# Property Tax on HGVC Ownership?



## CodyA88 (Aug 25, 2016)

Bought a HGVC timeshare this year.  Curious as to if I will have to pay property tax to the state the home resort is in (South Carolina) in addition to the maintenance fees?  Thanks for the clarification.


----------



## presley (Aug 25, 2016)

Yes you will be billed by the state.


----------



## natarajanv (Aug 25, 2016)

CodyA88 said:


> Bought a HGVC timeshare this year.  Curious as to if I will have to pay property tax to the state the home resort is in (South Carolina) in addition to the maintenance fees?  Thanks for the clarification.

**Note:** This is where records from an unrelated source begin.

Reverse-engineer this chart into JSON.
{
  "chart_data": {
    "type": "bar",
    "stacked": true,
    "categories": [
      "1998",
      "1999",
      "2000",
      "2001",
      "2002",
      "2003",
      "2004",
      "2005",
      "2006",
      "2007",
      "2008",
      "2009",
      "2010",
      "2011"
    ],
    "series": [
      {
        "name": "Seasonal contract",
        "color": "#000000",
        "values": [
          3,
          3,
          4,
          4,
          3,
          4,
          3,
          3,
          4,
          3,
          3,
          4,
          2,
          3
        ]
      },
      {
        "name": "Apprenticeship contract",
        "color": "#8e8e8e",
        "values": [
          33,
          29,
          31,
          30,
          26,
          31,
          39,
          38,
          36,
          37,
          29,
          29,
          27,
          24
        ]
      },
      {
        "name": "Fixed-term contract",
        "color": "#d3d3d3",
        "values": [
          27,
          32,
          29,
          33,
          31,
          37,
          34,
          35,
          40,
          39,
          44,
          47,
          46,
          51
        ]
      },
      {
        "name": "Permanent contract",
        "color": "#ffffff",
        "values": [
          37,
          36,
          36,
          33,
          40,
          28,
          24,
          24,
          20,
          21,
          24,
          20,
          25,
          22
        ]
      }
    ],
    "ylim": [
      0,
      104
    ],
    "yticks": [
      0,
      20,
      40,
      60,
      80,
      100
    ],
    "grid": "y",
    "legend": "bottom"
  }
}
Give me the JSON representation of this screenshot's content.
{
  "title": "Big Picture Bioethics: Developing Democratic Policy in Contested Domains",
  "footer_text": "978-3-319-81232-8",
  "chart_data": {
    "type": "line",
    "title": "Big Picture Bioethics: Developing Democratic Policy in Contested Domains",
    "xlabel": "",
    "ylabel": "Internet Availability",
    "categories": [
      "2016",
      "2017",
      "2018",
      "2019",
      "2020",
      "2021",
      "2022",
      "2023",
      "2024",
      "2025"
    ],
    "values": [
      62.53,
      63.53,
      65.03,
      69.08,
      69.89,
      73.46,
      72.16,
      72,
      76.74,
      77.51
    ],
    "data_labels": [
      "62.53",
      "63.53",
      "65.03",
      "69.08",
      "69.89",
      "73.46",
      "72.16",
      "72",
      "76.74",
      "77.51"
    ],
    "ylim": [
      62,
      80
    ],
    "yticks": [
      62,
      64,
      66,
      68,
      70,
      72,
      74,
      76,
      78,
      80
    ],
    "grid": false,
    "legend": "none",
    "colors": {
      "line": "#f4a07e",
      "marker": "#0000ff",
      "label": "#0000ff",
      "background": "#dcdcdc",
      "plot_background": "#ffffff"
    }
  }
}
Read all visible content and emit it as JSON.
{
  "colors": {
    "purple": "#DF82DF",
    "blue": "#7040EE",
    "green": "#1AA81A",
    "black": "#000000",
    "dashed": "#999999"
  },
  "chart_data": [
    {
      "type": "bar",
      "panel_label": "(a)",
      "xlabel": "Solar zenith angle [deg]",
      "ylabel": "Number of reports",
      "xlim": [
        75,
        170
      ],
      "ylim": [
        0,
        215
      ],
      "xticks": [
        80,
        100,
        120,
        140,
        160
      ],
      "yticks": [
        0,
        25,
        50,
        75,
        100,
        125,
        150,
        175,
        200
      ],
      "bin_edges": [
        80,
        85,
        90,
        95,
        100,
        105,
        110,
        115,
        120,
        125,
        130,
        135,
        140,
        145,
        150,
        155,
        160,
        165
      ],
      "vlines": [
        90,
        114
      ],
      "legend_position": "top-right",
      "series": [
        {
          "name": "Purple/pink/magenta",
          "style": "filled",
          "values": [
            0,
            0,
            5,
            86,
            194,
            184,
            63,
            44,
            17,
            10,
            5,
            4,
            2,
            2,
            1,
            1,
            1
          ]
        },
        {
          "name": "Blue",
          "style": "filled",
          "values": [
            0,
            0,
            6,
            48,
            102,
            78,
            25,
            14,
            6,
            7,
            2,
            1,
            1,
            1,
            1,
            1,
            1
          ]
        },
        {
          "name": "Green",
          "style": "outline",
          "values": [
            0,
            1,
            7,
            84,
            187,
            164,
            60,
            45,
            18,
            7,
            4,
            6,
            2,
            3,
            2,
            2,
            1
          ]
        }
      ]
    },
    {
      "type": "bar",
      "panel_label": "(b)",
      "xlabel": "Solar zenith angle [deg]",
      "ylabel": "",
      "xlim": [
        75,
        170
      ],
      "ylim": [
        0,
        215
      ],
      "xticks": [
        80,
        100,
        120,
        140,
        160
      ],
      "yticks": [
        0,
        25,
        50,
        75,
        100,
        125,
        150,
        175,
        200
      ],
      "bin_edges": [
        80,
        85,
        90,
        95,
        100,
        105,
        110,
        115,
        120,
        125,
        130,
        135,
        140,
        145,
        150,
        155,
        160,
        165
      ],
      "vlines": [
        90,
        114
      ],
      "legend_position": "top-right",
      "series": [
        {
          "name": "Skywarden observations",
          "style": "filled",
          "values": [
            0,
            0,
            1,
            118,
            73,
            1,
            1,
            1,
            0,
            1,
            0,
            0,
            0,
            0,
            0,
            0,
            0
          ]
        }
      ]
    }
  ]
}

You don't pay anything directly to the state. Usually it is a line item like this:

Las Vegas Strip aka on the Boulevard
2 Bedroom (5000 gold and 7000 platinum)
2016 Operating fee $586.62
2016 Reserve fee $186.78
2016 Real estate taxes $29.17

Total $802.57

2016 Club dues $150


----------



## natarajanv (Aug 25, 2016)

presley said:


> Yes you will be billed by the state.



hmm... I did not know that.


----------



## presley (Aug 25, 2016)

natarajanv said:


> hmm... I did not know that.


Depends on where you own. My GPR affiliates include the taxes on the MF bill. Others have been billed by the state.


----------



## MikeinSoCal (Aug 25, 2016)

My tax guy told me that I can deduct the property tax.  :hysterical:


----------



## presley (Aug 25, 2016)

MikeinSoCal said:


> My tax guy told me that I can deduct the property tax.  :hysterical:


I am able to deduct the property tax for my California timeshares on my state income tax. I cannot do that with the timeshares that are not in my home state.


----------



## phil1ben (Aug 25, 2016)

Normally property taxes are billed directly to HGVC as the property manager. You will then pay your pro-rata share when you pay your yearly maintenance fee. There is a line item on the bill for real estate taxes.


----------



## Shmiddy (Aug 25, 2016)

presley said:


> I am able to deduct the property tax for my California timeshares on my state income tax. I cannot do that with the timeshares that are not in my home state.



The property tax portion is fairly small - mine is less than $75.


----------



## dvc_john (Aug 25, 2016)

For my FL, HI, NV, and SC timeshares, the real estate taxes are billed as an itemized line on the maintenance fee bill.

For my CA timeshare, the real estate taxes are billed directly by the county and paid directly to the county.


----------